Parnas, Oren, Jovanovic, Marko, Eisenhaure, Thomas M., Herbst, Rebecca H., Dixit, Atray, Ye, Chun Jimmie, Przybylski, Dariusz, Platt, Randall J., Tirosh, Itay, Sanjana, Neville E., Shalem, Ophir, Satija, Rahul, Raychowdhury, Raktima, Mertins, Philipp, Carr, Steven A., Zhang, Feng, Hacohen, Nir, Regev, Aviv
Cell 2015 v.162 pp. 675-686
dendritic cells, genes, lipopolysaccharides, mammals, messenger RNA, pathogens, tumor necrosis factors
Finding the components of cellular circuits and determining their functions systematically remains a major challenge in mammalian cells. Here, we introduced genome-wide pooled CRISPR-Cas9 libraries into dendritic cells (DCs) to identify genes that control the induction of tumor necrosis factor (Tnf) by bacterial lipopolysaccharide (LPS), a key process in the host response to pathogens, mediated by the Tlr4 pathway. We found many of the known regulators of Tlr4 signaling, as well as dozens of previously unknown candidates that we validated.

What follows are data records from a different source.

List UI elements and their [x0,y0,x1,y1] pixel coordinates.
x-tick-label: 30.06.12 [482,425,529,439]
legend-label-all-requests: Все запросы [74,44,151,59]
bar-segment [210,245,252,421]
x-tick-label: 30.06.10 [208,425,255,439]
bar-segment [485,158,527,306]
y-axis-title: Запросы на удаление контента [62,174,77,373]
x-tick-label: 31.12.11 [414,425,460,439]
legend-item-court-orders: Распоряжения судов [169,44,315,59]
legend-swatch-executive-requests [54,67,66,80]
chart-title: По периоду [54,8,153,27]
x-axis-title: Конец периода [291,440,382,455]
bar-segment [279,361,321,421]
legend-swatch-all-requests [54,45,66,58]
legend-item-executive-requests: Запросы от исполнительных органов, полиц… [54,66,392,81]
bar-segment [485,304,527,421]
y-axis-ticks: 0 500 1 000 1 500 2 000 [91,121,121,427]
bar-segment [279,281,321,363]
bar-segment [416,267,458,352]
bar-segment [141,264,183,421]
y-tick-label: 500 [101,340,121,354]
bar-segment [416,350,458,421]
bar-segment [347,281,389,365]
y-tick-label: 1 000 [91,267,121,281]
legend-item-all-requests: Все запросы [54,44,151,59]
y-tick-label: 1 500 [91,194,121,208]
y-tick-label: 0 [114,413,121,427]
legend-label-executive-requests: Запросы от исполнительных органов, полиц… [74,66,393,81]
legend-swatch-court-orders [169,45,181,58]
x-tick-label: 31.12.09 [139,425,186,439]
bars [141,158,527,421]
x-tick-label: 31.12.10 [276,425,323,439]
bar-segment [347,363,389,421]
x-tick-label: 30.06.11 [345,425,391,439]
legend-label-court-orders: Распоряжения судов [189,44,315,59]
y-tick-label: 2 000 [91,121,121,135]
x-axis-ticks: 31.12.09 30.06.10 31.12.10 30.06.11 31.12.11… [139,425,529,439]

By measuring protein markers and mRNA profiles in DCs that are deficient in known or candidate genes, we classified the genes into three functional modules with distinct effects on the canonical responses to LPS and highlighted functions for the PAF complex and oligosaccharyltransferase (OST) complex. Our findings uncover new facets of innate immune circuits in primary cells and provide a genetic approach for dissection of mammalian cell circuits.